Sie bringen Frith zum Palast
des Erzbischofs in Croydon, damit Cranmer ihn examinieren kann. Der neue
Erzbischof hätte ihn in Lambeth sehen können; aber der Weg nach Croydon ist
länger und führt durch die Wälder. In den Tiefen dieser Wälder, sagen sie zu
ihm, wäre es wirklich schlecht für uns, wenn Sie uns entwischen würden. Sehen
Sie mal, wie dicht die Bäume auf der Seite von Wandsworth stehen. Darin könnte
man eine Armee verstecken. Wir könnten zwei Tage oder mehr damit verbringen,
dort zu suchen - und wenn Sie nach Osten gingen, nach Kent und zum Fluss, wären
Sie längst weg, bevor wir dort ankämen.
Aber Frith kennt seinen Weg;
er geht auf seinen Tod zu. Sie stehen auf dem Pfad, pfeifen und reden über das
Wetter. Einer pinkelt in aller Ruhe an einen Baum. Einer verfolgt den Flug
eines Eichelhähers zwischen den Zweigen. Doch als sie sich wieder umdrehen,
wartet Frith gelassen darauf, dass seine Reise weitergeht.
Vier Tage. Ein langer Zug von
fünfzig Barken, ausgestattet von den Zünften der Stadt; zwei Stunden von der
City bis Blackwall, die Takelage mit Glocken und Fahnen behängt; eine leichte,
aber frische Brise, wie er sie in seinen Gebeten bei Gott bestellt hat. Dann
fahren die Boote in umgekehrter Reihenfolge, ankern an den Stufen des Palastes
von Greenwich, holen die kommende Königin in ihrer eigenen Barke ab - es ist
Katherines alte Barke, neu gekennzeichnet, mit vierundzwanzig Ruderern: als
Nächstes ihre Frauen, ihre Wache, die Zierden des königlichen Hofes, all die
stolzen und edlen Seelen, die geschworen haben, sie würden das Ereignis
sabotieren. Boote voller Musikanten, dreihundert Fahrzeuge auf dem Wasser,
Banner und Wimpel flattern, Musik klingt von Ufer zu Ufer, und jedes Ufer ist
gesäumt von Londonern. Flussaufwärts mit der Flut, angeführt von einem
Wasserdrachen, der Feuer speit, und begleitet von wilden Männern, die Feuerwerkskörper
entzünden. Seetüchtige Schiffe feuern ihre Geschütze als Salut ab.
Als sie den Tower erreichen,
ist die Sonne herausgekommen. Es sieht aus, als stünde die Themse in Flammen.

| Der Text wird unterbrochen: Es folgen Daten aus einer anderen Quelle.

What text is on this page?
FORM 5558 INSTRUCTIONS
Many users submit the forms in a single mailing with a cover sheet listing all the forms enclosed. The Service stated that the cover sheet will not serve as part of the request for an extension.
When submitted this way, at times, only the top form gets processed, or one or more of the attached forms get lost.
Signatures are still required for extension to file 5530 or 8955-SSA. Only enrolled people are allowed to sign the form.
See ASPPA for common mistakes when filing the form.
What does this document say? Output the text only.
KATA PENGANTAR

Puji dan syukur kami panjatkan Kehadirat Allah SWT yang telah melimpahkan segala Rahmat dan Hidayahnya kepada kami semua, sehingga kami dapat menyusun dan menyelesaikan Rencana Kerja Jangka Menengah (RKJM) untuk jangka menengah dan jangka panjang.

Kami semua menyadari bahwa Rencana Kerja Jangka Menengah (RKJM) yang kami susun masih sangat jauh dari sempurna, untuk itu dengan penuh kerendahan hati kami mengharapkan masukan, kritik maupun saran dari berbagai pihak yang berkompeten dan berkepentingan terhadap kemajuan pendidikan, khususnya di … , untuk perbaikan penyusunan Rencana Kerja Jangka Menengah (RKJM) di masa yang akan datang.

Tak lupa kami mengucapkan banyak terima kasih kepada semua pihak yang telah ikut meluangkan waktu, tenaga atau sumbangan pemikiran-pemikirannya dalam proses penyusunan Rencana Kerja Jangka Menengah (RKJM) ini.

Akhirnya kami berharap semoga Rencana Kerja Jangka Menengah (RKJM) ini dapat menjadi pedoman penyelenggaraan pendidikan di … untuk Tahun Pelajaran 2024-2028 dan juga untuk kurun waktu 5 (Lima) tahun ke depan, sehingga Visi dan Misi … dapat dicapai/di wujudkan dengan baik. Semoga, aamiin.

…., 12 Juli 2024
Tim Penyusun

Henry ist schon da, um Anne zu begrüßen, als sie anlegt. Er küsst sie ohne
Formalität, zieht ihr Gewand nach hinten und spannt es an den Seiten, um
England ihren Bauch zu zeigen.
Als Nächstes macht Henry neue
Ritter: einen Schwarm Howards und Boleyns, ihre Freunde und Gefolgsleute. Anne
ruht sich aus.
Onkel Norfolk verpasst die
Schau. Henry hat ihn zu König Francois geschickt, um die allerfreundlichste
Allianz zwischen unseren beiden Königreichen zu bekräftigen. Er ist königlicher
Zeremonienmeister und eigentlich für die Krönung zuständig, aber es gibt einen
anderen Howard, der als Stellvertreter fungiert, und außerdem kontrolliert er,
Thomas Cromwell, alles, inklusive dem Wetter.
Er hat sich mit Arthur Lord
Lisle beraten, der den Vorsitz beim Krönungsbankett haben wird: Arthur
Plantagenet, das liebenswürdige Relikt eines früheren Zeitalters. Er soll nach
Calais gehen, sobald dies hier vorbei ist, um Lord Berners als Gouverneur
nachzufolgen, und er, Cromwell, muss ihm Anweisungen geben, bevor er geht.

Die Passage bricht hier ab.